Waji, who will be 7 in the fall, Ess said, has learned many tricks through the years. Ess demonstrated that she knew how to sit on command, open up her paw, shake hands, give high fives, climb up on his shoulder on command and even give a kiss.

Anderson was amazed after learning what Waji could do.

“The interesting thing is I grew up on a dairy farm, been around cats before,” he said. “I’ve never seen one do that. They’re too independent.”

The white, black and brown calico cat was also Ess’ inspiration for beginning his children’s book series.

“She made me write children’s books because I’ve heard a lot of people say that cats are stupid and can’t be taught anything, but she can do some tricks,” he said. “She minds pretty well, kind of like a puppy. She listens, but can take her time. Still a cat, so you can’t expect her to do everything on command as fast as a dog will.”

Ess also takes most of the photos for his books. He said he most likely will write a new book about his travels from Minnesota to Texas once the trip is complete.

“All of the [current] stories are actually done in Minnesota,” Ess said. “We have done some traveling, but its always been in Minnesota. I take her camping and there I let her run loose because I don’t have to worry about traffic. When I want her to come, I just call her out of the woods. I’ll probably end up writing a book about the people we meet and the places we go.”

For now, Ess is headed south, having previously made stops in Lawrence, Perry and Atchison for the Amelia Earhart Festival, he said.

“I’ve been staying at places like [the Anderson’s],” Ess said. “I just knock on the door and ask if I can pitch a tent in the yard. Most people either say yes or they’ll tell me if you go up another mile or two there is a camp site or park. I’ve spent quite a few nights in city parks. I’ve been fortunate that the police haven’t ran me out of any of them.
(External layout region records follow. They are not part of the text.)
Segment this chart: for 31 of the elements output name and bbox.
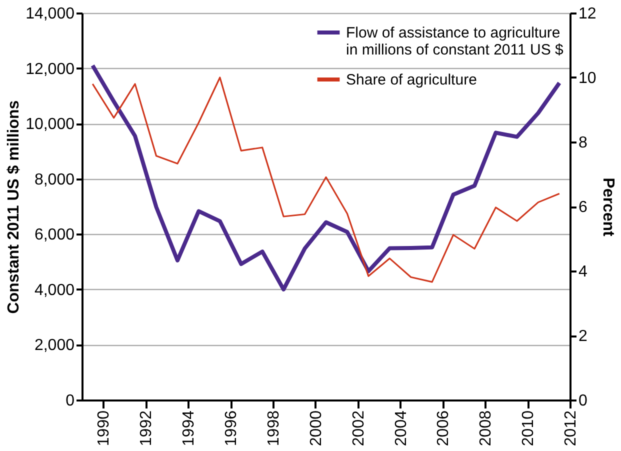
- y2-tick-label: 4: [578, 264, 588, 280]
- y2-tick-label: 0: [578, 392, 588, 410]
- y-tick-label: 14,000: [26, 6, 75, 22]
- x-tick-label: 2006: [435, 410, 452, 446]
- y-tick-label: 12,000: [26, 60, 75, 78]
- legend-label: Flow of assistance to agriculture in millions of constant 2011 US $: [346, 24, 564, 58]
- y-tick-label: 2,000: [34, 337, 75, 354]
- x-tick-label: 1996: [223, 410, 240, 446]
- x-tick-label: 1992: [138, 410, 156, 446]
- y-tick-label: 10,000: [26, 116, 75, 134]
- y2-tick-label: 12: [578, 6, 596, 22]
- y-axis-title: Constant 2011 US $ millions: [6, 100, 23, 314]
- x-tick-label: 1998: [265, 410, 282, 446]
- x-tick-label: 1990: [96, 410, 113, 446]
- y2-tick-label: 8: [578, 134, 588, 152]
- x-tick-label: 2008: [478, 410, 495, 446]
- x-tick-label: 2012: [562, 410, 580, 446]
- y-tick-label: 0: [66, 392, 75, 410]
- x-tick-label: 2004: [392, 410, 410, 446]
- y2-tick-label: 10: [578, 70, 596, 87]
- legend-label: Share of agriculture: [346, 72, 477, 88]
- y2-tick-label: 6: [578, 199, 588, 216]
- x-tick-label: 2000: [308, 410, 325, 446]
- x-tick-label: 2010: [520, 410, 538, 446]
- y-tick-label: 6,000: [34, 226, 75, 244]
- y-tick-label: 8,000: [34, 171, 75, 188]
- y2-axis-title: Percent: [599, 178, 616, 238]
- y-tick-label: 4,000: [34, 282, 75, 299]
- x-tick-label: 2002: [350, 410, 368, 446]
- x-tick-label: 1994: [180, 410, 198, 446]
- y2-tick-label: 2: [578, 328, 588, 345]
I’ve even had the police tell me where the park is a couple of times, so that was nice.”

While he wasn’t sure how much longer it would take him to get to Dallas, Ess said his favorite part of the trip thus far had been all the people he’d met in the several states he’d already passed through.

“I got up early and thought I’d be heading out early [from Ottawa],” Ess said. “But I sat and talked for hours [with Anderson]. And that happens. Every once in a while, I’ve had people call the police on me ... because, I don’t know, I guess I have long hair and a beard, but that is because they don’t bother talking to me. Once they talk to me, they realize that was kind of crazy calling the police on such a nice guy.